The content in this section should be moved to the “When to dig Hard and Heavy Soil” section. Then Change the title to: The Science of Planting Trees
Tree root systems are shallow and wide spreading. Based on nursery standards a transplanted tree has less than five to twenty percent of the fine absorbing roots that trees need for water uptake. This creates stress when the tree is planted in the landscape. The following steps will help promote rapid root growth to reduce the stress imposed by the limited root system.
Step 1: Determine the depth of the planting hole. The top of the root ball should come to the soil surface with no backfill on top.
Step 2: Dig a saucer-shaped plating hole three times larger than the root ball diameter. The saucer shape hole directs the roots to grow upward and outward into soil with higher oxygen levels and nutrients.
Step 3: Set the tree in place and remove all containers and or wrappers. Then shave off the outer 1 and 1 ½ inches of the root ball with a clean knife, pruning saw or pruners. This step is important to ensure the tree does not develop circling roots that can strangle the trunk in several years.

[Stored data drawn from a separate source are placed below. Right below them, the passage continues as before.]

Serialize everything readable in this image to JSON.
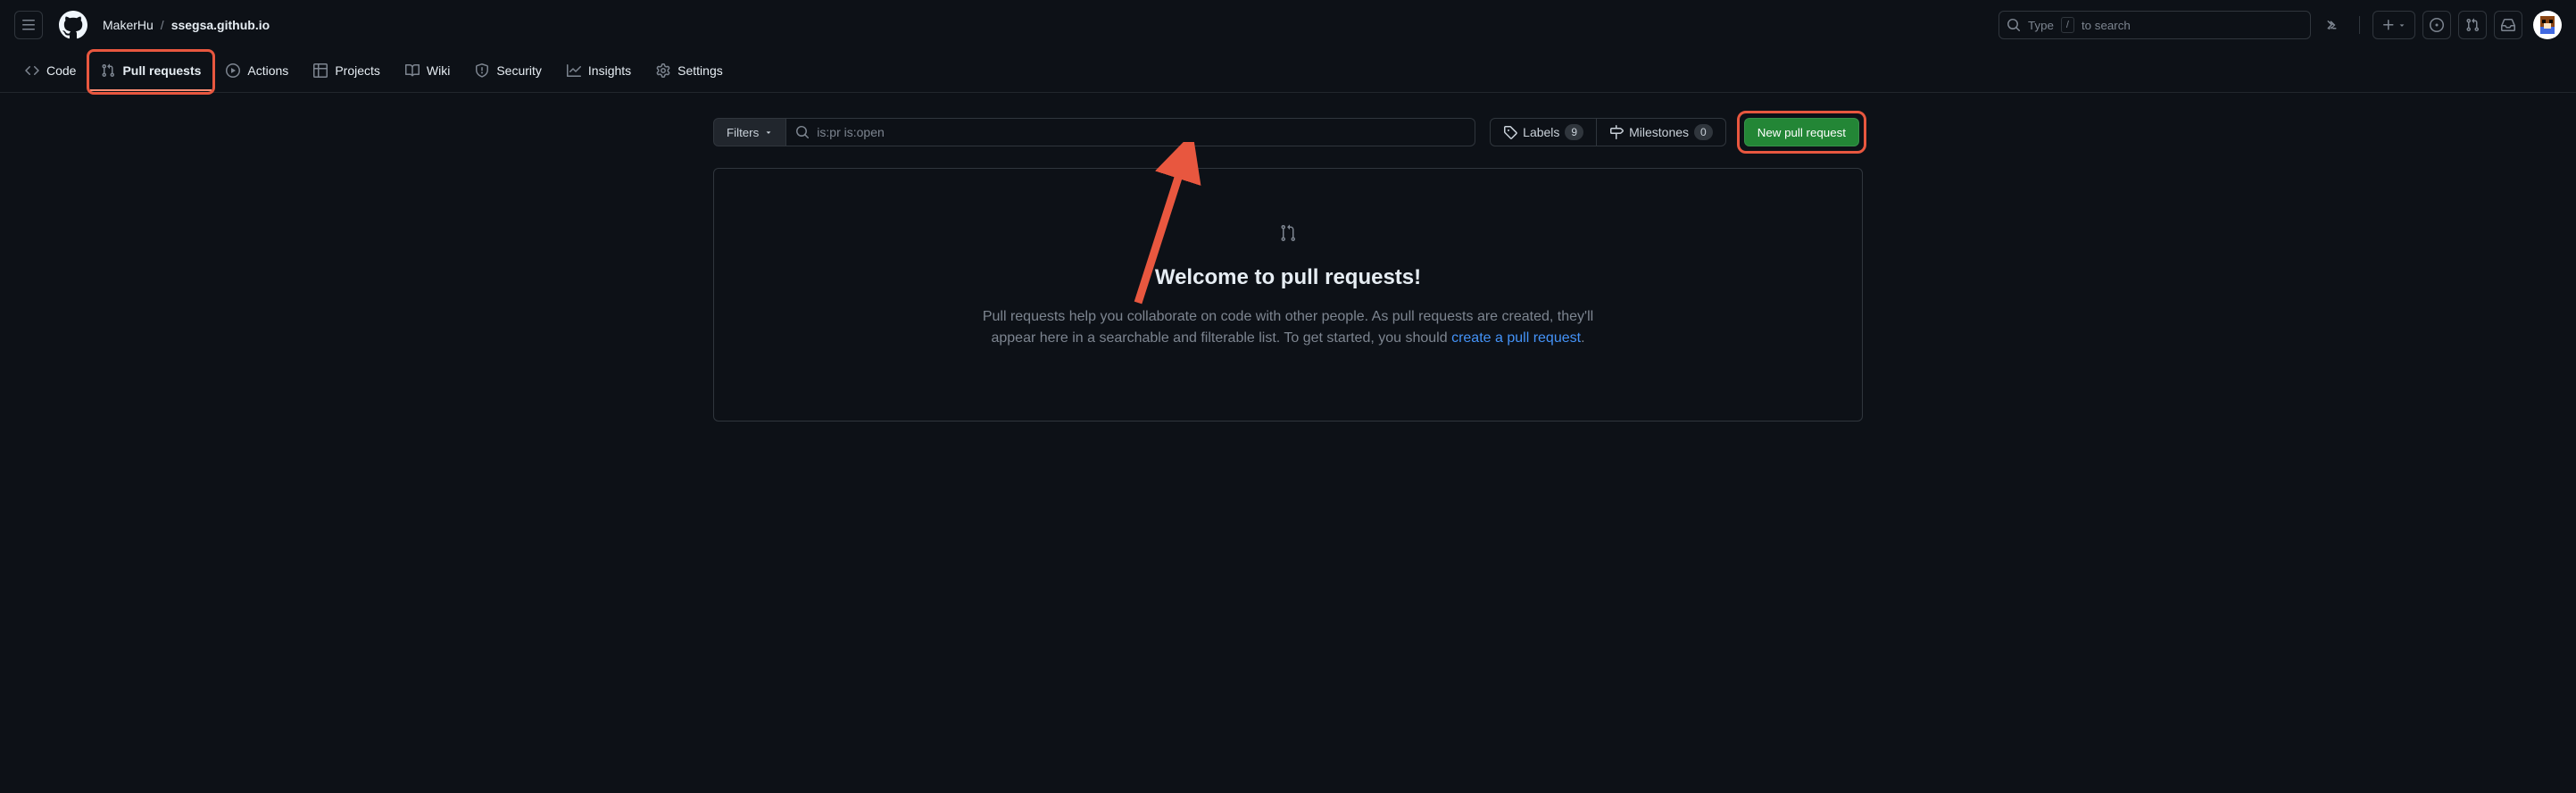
{
  "header": {
    "owner": "MakerHu",
    "sep": "/",
    "repo": "ssegsa.github.io",
    "search_prefix": "Type",
    "search_kbd": "/",
    "search_suffix": "to search"
  },
  "nav": {
    "code": "Code",
    "pull_requests": "Pull requests",
    "actions": "Actions",
    "projects": "Projects",
    "wiki": "Wiki",
    "security": "Security",
    "insights": "Insights",
    "settings": "Settings"
  },
  "toolbar": {
    "filters_label": "Filters",
    "filter_value": "is:pr is:open",
    "labels_label": "Labels",
    "labels_count": "9",
    "milestones_label": "Milestones",
    "milestones_count": "0",
    "new_pr_label": "New pull request"
  },
  "blank": {
    "title": "Welcome to pull requests!",
    "text_1": "Pull requests help you collaborate on code with other people. As pull requests are created, they'll appear here in a searchable and filterable list. To get started, you should ",
    "link": "create a pull request",
    "period": "."
  }
}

Step 4: Backfill the hole with soil to the knees or edges of the root ball and tapering down to the soil level. Do not place soil on top of the root ball.
Step 5: Water in the tree to allow the soil to settle, then backfill again as needed.
Step 6: Mulch around the base of the tree to conserve water and to keep weeds out. Mulching can increase the fine root development faster thus increasing a faster canopy growth.